Johnson is notorious for his manipulations of the press and his decades-long playing of a very particular game of spin. We’ve talked before about how he used the comedic buffoon persona honed on appearances of Have I Got News For You to his benefit, accruing power and popularity through the pretence of adorable ineptitude. He’s also a man who has clung to a discomfiting image as a lothario, long after such notions of playboy charm became outdated and wildly creepy. This is a man who has had multiple extra-marital affairs while married to his now-former wife, Marina Wheeler, including one instance where a mistress had an abortion and another love child ended up being confirmed via a court case. The reality of him shacking up with a woman 24 years his senior has barely made a blip in the media landscape, which doesn’t happen without some behind-the-scenes machinations, especially when you’ve spent years being known as the man who regularly cheated on your wife.
But the Symonds conundrum has another sticky side-effect to be dealt with. Before he became the new Tory Party leader and Prime Minister, Johnson had to deal with the fallout from a loud domestic argument with Symonds that led to a visit from the police. His neighbours reported ‘loud altercation involving screaming, shouting and banging.’ One neighbour told the Guardian that ‘they heard a woman screaming followed by “slamming and banging”. At one point Symonds could be heard telling Johnson to “get off me” and “get out of my flat”.’ It’s an obviously unnerving instance and one that both Johnson and the Tory-friendly press pushed against. The neighbours were smeared as leftist insurgents out to damage his leadership campaign. Newspapers claimed it was a mere argument between lovers, the kind we all have, and that their privacy shouldn’t be invaded. Selected newspapers revealed a photograph of Boris and Symonds looking loved-up together in a local pub garden, in an image that represented the very antithesis of spontaneity and authenticity. It was PR spin, obvious to anyone with a pulse, but it was enough for his supporters to prove that no damage had been done. Whatever happened during that argument, it was clear that both parties involved wanted to steer the narrative in their favour.
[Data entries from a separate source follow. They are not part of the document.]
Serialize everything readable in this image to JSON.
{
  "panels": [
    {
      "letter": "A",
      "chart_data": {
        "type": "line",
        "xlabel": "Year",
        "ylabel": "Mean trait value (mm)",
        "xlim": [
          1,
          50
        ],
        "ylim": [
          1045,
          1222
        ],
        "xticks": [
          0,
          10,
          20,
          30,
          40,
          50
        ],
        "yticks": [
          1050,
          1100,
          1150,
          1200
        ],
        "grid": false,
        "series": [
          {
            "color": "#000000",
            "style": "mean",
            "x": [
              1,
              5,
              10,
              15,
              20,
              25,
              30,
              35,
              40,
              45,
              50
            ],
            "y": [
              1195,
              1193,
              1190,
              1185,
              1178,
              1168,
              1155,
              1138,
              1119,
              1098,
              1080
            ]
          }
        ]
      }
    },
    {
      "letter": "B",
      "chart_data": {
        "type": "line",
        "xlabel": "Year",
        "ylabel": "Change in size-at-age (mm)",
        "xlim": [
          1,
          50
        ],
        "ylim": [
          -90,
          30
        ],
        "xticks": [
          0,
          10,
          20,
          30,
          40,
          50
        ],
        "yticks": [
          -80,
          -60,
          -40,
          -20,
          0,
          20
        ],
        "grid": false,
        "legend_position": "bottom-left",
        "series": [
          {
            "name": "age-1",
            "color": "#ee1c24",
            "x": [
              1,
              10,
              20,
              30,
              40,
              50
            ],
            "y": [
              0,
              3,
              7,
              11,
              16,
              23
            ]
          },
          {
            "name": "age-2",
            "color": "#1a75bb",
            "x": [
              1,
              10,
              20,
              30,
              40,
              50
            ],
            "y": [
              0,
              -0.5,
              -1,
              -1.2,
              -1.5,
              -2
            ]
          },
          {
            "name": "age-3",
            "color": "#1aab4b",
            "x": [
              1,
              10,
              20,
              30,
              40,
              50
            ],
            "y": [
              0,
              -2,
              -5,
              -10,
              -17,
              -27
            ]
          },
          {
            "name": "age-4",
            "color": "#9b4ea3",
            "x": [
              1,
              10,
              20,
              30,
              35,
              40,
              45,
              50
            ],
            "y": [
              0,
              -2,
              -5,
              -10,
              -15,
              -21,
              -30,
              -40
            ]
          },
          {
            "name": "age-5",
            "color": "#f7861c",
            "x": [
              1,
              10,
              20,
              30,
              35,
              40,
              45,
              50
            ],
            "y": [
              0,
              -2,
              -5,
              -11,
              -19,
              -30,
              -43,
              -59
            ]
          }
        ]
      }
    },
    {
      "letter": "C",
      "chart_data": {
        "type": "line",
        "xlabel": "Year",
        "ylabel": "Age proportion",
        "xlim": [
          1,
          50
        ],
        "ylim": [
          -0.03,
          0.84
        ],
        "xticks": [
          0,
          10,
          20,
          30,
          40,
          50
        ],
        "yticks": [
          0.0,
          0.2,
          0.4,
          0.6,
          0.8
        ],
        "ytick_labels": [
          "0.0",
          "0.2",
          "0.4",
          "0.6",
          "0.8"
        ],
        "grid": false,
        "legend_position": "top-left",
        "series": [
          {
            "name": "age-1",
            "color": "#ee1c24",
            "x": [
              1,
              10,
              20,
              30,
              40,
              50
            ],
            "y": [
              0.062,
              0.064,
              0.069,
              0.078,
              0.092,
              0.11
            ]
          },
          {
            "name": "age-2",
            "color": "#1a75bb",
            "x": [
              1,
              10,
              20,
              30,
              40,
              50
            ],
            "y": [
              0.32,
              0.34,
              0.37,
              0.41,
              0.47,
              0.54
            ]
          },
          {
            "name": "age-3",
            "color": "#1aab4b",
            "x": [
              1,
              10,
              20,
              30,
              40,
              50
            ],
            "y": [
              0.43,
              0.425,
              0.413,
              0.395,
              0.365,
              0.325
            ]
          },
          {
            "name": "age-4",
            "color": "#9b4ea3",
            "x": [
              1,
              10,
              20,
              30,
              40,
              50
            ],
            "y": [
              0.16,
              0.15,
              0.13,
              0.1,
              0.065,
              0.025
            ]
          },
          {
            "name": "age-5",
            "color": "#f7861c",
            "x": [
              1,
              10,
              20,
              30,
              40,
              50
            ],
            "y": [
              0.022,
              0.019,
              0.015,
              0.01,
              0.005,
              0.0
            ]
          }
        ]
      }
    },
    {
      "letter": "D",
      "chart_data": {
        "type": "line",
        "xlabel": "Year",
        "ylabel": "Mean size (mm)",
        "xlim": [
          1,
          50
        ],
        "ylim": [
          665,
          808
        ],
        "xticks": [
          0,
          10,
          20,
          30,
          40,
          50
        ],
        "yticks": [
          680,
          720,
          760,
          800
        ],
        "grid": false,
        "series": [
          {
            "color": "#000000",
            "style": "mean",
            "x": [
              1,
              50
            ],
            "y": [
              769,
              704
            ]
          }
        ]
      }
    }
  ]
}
The press love to spin any action by a vaguely powerful woman as one of inherently feminist value. You see this every time a milquetoast liberal talks about not agreeing with Sarah Huckabee Sanders or Ivanka Trump’s politics but appreciating how they do their job with dignity or whatever nonsense buzzword is popular that day. The mostly silent woman standing beside the bigoted egotist who garnered power through weaponized racism and xenophobia gets to be fetishized as a golden idol of exceptionalism merely because she is there. At the very least, she gets to be another clothes horse to fawn over, as fashion magazines once again pretend the dress and heels have no political meaning or shield-like force because of who is wearing them.
The chances are that Symonds won’t be modelled as a Michelle Obama or even a Melania Trump. We don’t have the structures in place to make that happen. However, we should always be skeptical of the softened narrative that surrounds the political spouse. This is a woman, a former Tory advisor, who knows exactly what kind of power being in Johnson’s life as his partner provides. The women may change but the world keeps spinning.